Молодежь, по обыкновенно, то присоединялась к остальным, то отделялась, то вся, то не вся; раза два отделялся к ней Бьюмонт; раза два отбивала ее всю от него и от серьезного разговора Вера Павловна.
Болтали много, очень много; и рассуждали всей компаниею, но не очень много.
Сидели все вместе.
— Ну что ж, однако, в результате: хорошо или дурно? — спросил тот из молодежи, который принимал трагическую позу.
— Более дурно, чем хорошо, — сказала Вера Павловна.
— Почему ж, Верочка? — сказала Катерина Васильевна.
— Во всяком случае, без этого жизнь не обходится, — сказал Бьюмонт.
— Вещь неизбежная, — подтвердил Кирсанов.
— Отлично дурно, следовательно, отлично, — решил спрашивавший.
Остальные трое его товарищей кивнули головами и сказали: «Браво, Никитин».
Молодежь сидела в стороне.
— Я его не знал, Никитин; а ты, кажется, знал? — спросил Мосолов.
— Я тогда был мальчишкою. Видал.
— А как теперь тебе кажется, по воспоминанью, правду они говорят? не прикрашивают по дружбе?
— Нет.
— И после того его не видели?
— Нет. Впрочем, ведь Бьюмонт тогда был в Америке.
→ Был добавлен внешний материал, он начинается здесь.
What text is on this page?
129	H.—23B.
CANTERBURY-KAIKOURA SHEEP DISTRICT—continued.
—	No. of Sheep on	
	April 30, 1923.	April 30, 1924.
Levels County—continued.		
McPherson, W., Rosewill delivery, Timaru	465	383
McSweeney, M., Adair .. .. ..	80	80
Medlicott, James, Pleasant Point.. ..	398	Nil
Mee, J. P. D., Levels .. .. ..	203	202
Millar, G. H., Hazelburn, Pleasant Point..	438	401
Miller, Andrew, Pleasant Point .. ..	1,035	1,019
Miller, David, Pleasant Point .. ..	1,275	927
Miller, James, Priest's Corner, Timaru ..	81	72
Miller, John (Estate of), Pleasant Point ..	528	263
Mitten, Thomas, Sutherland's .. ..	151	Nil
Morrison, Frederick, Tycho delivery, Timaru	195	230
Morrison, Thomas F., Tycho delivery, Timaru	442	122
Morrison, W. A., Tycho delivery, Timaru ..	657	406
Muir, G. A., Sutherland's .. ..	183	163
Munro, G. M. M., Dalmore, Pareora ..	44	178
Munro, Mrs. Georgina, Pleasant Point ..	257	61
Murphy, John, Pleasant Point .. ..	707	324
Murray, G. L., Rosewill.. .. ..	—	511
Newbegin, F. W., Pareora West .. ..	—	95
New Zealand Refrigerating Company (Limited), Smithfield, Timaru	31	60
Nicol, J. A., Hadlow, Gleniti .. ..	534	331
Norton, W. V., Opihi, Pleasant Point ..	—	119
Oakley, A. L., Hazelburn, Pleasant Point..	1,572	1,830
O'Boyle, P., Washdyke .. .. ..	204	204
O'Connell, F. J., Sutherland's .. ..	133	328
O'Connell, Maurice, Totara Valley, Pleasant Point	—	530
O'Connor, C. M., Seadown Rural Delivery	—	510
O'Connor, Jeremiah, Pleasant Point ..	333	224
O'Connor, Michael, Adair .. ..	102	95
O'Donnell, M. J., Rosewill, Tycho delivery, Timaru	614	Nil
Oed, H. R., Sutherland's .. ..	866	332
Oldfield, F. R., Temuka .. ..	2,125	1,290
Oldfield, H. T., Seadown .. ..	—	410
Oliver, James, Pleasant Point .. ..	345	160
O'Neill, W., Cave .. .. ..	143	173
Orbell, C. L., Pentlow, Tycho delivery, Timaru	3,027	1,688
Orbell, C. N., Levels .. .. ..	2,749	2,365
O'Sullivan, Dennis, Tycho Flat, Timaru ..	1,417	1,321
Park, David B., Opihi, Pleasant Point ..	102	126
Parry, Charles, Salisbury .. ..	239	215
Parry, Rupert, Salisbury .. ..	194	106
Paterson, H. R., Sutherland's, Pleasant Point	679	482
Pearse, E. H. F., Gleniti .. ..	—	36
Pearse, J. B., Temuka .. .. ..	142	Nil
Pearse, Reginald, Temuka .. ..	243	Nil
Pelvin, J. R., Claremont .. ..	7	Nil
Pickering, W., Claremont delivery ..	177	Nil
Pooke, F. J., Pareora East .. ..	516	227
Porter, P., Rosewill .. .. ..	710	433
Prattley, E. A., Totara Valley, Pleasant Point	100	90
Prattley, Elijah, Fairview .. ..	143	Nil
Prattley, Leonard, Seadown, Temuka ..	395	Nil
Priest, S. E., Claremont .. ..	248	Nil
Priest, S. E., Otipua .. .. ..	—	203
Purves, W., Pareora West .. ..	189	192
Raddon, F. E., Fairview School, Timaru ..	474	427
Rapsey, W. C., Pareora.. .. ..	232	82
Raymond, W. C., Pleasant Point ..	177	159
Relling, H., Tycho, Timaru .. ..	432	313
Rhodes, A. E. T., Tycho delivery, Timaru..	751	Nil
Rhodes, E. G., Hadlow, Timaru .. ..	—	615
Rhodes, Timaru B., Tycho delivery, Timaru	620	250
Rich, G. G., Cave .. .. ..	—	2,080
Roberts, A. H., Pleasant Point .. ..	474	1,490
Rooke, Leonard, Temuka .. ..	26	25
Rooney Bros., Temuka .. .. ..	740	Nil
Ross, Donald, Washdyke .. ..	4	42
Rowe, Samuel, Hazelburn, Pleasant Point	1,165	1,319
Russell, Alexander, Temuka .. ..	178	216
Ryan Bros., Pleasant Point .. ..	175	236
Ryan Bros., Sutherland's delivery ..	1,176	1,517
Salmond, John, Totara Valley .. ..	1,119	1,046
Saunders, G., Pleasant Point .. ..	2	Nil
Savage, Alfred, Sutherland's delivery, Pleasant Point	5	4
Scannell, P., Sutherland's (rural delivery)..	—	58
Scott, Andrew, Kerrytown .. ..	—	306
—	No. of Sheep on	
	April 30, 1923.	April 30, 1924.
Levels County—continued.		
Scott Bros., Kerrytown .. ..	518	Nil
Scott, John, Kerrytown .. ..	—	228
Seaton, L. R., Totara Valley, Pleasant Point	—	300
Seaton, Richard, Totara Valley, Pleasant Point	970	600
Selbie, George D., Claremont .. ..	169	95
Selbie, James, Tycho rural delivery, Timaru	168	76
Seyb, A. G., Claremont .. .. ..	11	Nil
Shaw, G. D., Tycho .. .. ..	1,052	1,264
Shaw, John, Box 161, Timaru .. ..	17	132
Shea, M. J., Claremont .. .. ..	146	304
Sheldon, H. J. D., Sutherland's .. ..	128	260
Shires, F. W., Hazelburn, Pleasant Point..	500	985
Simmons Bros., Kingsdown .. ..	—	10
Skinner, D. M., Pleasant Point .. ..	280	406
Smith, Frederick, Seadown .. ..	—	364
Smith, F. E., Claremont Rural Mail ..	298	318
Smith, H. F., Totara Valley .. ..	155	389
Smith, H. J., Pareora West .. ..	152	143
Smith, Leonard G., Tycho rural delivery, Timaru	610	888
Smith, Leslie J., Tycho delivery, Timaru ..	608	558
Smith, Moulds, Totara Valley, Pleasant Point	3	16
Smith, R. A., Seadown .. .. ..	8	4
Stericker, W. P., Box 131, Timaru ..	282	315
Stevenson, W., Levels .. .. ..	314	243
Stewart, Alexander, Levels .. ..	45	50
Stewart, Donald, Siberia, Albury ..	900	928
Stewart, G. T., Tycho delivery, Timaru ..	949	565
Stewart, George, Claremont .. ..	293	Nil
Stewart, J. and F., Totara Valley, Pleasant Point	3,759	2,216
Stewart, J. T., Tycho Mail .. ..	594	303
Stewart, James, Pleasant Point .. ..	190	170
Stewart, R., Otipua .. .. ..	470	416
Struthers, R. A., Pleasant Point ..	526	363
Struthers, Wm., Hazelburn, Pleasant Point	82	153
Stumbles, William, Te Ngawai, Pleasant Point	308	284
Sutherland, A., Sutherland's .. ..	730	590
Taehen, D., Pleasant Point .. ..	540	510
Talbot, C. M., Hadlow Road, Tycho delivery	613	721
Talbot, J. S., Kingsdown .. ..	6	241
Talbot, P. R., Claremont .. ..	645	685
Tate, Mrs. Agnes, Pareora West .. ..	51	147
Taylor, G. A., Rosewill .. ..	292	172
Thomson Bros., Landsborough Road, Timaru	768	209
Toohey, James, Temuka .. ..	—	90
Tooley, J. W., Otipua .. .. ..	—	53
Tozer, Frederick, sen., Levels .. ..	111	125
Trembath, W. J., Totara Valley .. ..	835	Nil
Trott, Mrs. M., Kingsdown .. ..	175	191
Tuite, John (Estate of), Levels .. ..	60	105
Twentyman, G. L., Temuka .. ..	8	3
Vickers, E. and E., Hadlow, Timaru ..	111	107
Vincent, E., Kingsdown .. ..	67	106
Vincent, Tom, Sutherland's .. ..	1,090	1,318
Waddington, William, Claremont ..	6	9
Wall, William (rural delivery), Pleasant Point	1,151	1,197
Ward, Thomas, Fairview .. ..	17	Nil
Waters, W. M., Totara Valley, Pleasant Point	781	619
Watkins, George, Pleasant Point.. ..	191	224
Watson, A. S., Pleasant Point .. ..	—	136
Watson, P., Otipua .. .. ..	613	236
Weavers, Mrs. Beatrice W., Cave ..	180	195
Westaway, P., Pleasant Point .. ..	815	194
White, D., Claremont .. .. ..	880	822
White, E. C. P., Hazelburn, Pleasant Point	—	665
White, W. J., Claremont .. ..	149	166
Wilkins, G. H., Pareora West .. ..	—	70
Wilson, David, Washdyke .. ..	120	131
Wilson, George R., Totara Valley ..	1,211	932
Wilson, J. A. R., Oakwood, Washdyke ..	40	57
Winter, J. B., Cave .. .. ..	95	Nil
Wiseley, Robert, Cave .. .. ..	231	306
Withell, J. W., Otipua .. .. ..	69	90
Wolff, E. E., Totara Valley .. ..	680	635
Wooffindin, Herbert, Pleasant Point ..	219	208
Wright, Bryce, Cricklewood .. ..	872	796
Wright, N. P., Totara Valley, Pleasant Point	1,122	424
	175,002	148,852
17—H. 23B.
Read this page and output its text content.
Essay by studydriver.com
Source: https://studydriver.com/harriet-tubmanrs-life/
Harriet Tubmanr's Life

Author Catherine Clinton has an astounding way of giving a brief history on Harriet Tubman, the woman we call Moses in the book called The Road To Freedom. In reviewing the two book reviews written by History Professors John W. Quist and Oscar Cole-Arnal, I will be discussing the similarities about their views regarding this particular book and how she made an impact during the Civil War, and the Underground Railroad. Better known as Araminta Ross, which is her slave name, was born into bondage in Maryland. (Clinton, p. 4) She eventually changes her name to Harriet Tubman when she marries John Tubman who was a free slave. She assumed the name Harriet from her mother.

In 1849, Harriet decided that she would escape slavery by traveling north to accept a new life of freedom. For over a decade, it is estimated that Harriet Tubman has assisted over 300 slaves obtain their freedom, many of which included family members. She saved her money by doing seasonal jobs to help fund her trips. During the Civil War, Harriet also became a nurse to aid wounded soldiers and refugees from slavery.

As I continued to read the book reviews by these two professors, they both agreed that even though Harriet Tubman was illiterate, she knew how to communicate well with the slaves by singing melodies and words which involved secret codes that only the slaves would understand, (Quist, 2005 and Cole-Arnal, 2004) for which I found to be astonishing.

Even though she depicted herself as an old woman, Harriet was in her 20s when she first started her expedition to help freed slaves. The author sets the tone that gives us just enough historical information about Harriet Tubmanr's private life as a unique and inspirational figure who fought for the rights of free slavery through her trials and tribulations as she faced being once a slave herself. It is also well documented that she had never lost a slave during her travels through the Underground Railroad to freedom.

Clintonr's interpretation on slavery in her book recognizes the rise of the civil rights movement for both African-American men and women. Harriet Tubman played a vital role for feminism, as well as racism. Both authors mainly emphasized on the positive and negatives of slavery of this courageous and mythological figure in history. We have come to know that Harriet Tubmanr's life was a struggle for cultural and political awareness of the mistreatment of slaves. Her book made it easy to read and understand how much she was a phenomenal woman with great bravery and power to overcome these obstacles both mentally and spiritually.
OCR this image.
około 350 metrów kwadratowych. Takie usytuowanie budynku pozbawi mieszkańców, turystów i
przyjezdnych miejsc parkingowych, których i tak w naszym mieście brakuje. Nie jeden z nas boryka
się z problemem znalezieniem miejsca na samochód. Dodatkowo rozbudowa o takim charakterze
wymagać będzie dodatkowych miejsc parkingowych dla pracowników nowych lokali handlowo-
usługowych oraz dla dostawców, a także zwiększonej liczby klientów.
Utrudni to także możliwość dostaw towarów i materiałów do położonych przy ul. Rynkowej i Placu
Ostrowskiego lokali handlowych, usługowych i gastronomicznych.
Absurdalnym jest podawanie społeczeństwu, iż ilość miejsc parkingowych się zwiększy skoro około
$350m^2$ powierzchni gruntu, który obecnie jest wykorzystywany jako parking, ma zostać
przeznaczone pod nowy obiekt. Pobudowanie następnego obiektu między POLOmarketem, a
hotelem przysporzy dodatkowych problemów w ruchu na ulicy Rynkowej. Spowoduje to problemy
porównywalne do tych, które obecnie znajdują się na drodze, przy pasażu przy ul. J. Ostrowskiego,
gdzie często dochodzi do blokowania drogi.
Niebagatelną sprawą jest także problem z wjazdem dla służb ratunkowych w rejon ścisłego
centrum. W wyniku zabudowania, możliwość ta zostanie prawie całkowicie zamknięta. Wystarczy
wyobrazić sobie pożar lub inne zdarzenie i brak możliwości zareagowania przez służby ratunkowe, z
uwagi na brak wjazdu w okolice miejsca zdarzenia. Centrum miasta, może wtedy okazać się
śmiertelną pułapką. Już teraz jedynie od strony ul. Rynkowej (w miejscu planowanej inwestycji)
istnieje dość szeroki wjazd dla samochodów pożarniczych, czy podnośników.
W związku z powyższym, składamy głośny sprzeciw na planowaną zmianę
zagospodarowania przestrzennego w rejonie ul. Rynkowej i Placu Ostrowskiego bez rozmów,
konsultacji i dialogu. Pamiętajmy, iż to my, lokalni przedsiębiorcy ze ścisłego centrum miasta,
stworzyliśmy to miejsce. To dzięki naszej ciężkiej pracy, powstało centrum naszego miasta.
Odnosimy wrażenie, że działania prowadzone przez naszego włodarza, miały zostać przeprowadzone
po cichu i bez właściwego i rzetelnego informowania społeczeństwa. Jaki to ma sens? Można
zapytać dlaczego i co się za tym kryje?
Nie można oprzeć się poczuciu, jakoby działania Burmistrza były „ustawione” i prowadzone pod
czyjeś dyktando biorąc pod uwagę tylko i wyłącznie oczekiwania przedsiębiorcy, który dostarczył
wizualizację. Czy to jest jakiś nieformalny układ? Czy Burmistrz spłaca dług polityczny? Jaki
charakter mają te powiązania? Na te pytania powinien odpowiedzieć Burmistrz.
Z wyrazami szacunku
— В самом деле! Карл Яковлич, пожалуйста, на минуту. Вы не встречались в Америке с тем русским, о котором они говорили?
— Нет.
— Пора бы ему вернуться.
— Да.
— Какая фантазия пришла мне в голову, — сказал Никитин, — вот бы пара с нею.
— Господа, идите кто-нибудь петь со мною, — сказала Вера Павловна, — даже двое охотников? Тем лучше.
Остались Мосолов и Никитин.
— Я тебе могу показать любопытную вещь, Никитин, — сказал Мосолов. — Как ты думаешь, она спит?
— Нет.
— Только не говори. Ей можешь потом сказать, когда познакомишься побольше. Другим — никому. Она не любит.
Окна квартиры были низко.
— Вот, конечно, это окно, где огонь? — Мосолов посмотрел. — Оно. Видишь?
Дама в трауре сидела, пододвинув кресла к столу. Левою рукою она облокотилась на стол; кисть руки поддерживала несколько наклоненную голову, закрывая висок и часть волос. Правая рука лежала на столе, и пальцы ее приподымались и опускались машинально, будто наигрывая какой-то мотив. Лицо дамы имело неподвижное выражение задумчивости, печальной, но больше суровой. Брови слегка сдвигались и раздвигались, сдвигались и раздвигались.
— И все время так, Мосолов?
— Видишь. Однако иди, а то простудимся. И то уж четверть часа стоим.
— Какой ты бесчувственный! — сказал Никитин, пристально посмотрев на глаза товарища, когда проходили мимо ревербера через переднюю.
— Причувствовался, братец. Это тебе впервой.
Подавали закуску.
— А славная должна быть водка, — сказал Никитин, — да какая же крепкая! Дух захватывает!
— Эх, девчонка! и глаза покраснели! — сказал Мосолов.
Все принялись стыдить Никитина. «Это только оттого, что я поперхнулся, а то я могу пить», — оправдывался он. Стали справляться, сколько часов. Только еще одиннадцать, с полчаса можно еще поболтать, успеем.
Через полчаса Катерина Васильевна пошла будить даму в трауре. Дама встретила ее на пороге, потягиваясь после сна.
— Хорошо вздремнули?
— Отлично.
— И как чувствуете себя?
— Превосходно. Я ж вам говорила, что пустяки: устала, потому что много дурачилась. Теперь буду солиднее.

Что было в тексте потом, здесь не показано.